Former communications officer of the National Democratic Congress (NDC), Solomon Nkansah, has posited that the NDC will remain in opposition forever should they present former President John Dramani Mahama as their flagbearer in the 2024 polls.
He said the former president handed the collation system for the 2020 elections to Felix Ofosu Kwakye and Dr. Omane Boamah, a decision, according to him, that caused the party's defeat in the 2016 and 2020 general elections.
Speaking in an interview with Kasapa FM on March 2, 2023, he explained: "If you will realize, the NDC party is more than the NPP, but as the Bible has said in Hosea 4:6, that 'lack of knowledge, my people perish.
"...and they say no one is a repository of knowledge; when you take NDC as an example, when we lost in 2016, our collation system jammed.
"In 2020, our collation system jammed again. The NDC collation system that has been broken twice was brought by Omane Boamah and Ofosu Kwakye. They are the same people who are shouting to retain JM so that they will bring the same nonsense system for us to lose again.

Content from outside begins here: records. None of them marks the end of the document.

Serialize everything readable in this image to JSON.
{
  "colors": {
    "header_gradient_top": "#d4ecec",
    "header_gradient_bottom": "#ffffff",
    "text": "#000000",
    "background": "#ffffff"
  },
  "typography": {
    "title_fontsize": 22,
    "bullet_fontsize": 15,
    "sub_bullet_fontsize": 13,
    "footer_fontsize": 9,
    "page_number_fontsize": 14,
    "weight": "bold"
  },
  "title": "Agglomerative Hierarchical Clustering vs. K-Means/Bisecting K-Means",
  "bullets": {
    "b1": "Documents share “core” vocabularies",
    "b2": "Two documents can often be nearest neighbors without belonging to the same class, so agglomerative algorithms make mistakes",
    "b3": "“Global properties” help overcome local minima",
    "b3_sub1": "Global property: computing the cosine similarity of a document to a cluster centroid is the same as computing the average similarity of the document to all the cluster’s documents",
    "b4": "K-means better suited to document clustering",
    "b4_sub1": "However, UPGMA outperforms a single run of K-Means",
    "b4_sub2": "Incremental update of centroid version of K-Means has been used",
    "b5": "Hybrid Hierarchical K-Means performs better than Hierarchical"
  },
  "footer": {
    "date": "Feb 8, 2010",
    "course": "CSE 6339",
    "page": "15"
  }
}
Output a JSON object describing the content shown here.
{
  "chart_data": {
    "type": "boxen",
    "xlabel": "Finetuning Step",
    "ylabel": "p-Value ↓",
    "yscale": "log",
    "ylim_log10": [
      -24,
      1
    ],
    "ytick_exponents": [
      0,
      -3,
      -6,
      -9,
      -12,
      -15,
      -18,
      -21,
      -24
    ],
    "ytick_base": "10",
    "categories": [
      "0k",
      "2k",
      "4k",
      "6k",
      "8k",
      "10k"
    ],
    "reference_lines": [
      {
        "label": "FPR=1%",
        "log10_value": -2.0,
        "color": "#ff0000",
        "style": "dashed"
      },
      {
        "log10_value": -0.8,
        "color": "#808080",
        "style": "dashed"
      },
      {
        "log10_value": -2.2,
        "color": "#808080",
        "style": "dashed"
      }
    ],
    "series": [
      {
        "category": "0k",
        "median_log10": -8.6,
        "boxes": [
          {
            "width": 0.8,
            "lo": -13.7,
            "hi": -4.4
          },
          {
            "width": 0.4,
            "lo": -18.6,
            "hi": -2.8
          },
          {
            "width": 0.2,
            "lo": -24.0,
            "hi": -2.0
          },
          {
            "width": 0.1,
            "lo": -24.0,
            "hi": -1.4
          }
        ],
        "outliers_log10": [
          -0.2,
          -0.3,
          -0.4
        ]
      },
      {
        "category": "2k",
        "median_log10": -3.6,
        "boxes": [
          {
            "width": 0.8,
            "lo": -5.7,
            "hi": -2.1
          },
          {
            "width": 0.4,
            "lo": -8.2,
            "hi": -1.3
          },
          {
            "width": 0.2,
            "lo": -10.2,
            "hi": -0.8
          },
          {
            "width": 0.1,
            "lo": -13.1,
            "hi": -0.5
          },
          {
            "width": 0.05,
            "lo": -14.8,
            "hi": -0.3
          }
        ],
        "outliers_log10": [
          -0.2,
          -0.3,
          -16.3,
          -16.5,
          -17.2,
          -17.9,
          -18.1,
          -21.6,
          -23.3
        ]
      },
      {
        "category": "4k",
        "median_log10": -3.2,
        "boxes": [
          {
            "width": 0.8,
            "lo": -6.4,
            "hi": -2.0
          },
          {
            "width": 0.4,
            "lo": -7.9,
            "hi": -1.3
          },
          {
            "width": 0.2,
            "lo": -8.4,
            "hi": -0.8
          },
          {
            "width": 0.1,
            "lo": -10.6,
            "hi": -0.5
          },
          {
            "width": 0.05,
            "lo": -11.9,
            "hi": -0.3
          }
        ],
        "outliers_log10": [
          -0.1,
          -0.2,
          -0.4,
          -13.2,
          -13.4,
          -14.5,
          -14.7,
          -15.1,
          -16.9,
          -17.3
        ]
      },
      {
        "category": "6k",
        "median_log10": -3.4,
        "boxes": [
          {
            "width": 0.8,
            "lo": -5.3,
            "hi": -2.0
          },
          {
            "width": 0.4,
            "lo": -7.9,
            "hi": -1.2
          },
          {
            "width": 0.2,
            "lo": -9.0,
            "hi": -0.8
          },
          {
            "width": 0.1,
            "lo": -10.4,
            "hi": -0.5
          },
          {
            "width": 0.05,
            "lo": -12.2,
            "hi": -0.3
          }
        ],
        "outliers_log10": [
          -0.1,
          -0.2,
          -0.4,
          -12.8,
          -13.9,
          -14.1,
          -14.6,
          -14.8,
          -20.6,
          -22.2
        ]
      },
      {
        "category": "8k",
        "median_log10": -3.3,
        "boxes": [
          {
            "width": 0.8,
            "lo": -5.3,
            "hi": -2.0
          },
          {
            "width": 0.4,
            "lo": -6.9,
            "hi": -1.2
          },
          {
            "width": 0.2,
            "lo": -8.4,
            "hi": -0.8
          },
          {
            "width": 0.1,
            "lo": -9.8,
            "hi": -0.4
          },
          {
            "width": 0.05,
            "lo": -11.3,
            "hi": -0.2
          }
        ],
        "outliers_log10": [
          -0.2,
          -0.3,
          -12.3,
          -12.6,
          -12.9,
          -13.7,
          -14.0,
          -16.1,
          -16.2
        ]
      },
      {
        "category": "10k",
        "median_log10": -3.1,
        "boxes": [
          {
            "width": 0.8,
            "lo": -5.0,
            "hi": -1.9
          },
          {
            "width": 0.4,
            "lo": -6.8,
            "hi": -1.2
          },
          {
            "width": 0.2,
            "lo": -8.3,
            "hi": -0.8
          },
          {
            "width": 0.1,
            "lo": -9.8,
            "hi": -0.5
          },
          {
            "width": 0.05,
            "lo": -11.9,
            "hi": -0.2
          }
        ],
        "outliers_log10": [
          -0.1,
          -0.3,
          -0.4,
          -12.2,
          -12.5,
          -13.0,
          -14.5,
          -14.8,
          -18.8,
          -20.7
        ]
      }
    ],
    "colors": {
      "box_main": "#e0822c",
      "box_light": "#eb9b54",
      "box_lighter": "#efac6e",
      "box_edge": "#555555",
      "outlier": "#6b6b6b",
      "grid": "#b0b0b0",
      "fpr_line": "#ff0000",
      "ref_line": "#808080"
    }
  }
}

"For us that we know about that collation, it will cause our defeat again. So, we are telling the NDC members that we should remove the person (John Mahama) who has made them (Ofosu Kwakye and Omane Boamah) powerful from office so that we bring a different person."
After picking nomination forms on February 22, Mahama formally launched his bid to become the flagbearer of the NDC on Thursday, March 2, promising, among others, to scrap the retirement benefit given to Article 71 officeholders, known as ex-gratia.
"The payment of ex-gratia to members of the executive under Article 71 will be scrapped. And the necessary constitutional steps to abolish that payment will start in earnest in 2025.
"We will also begin the process of persuading the other arms of government other than the executive to accept the removal of this ex-gratia payment," he said.
Mahama also said that his administration would focus on reducing the president's powers and ensuring the separation of powers among the three arms of government: the executive, the legislature, and the judiciary.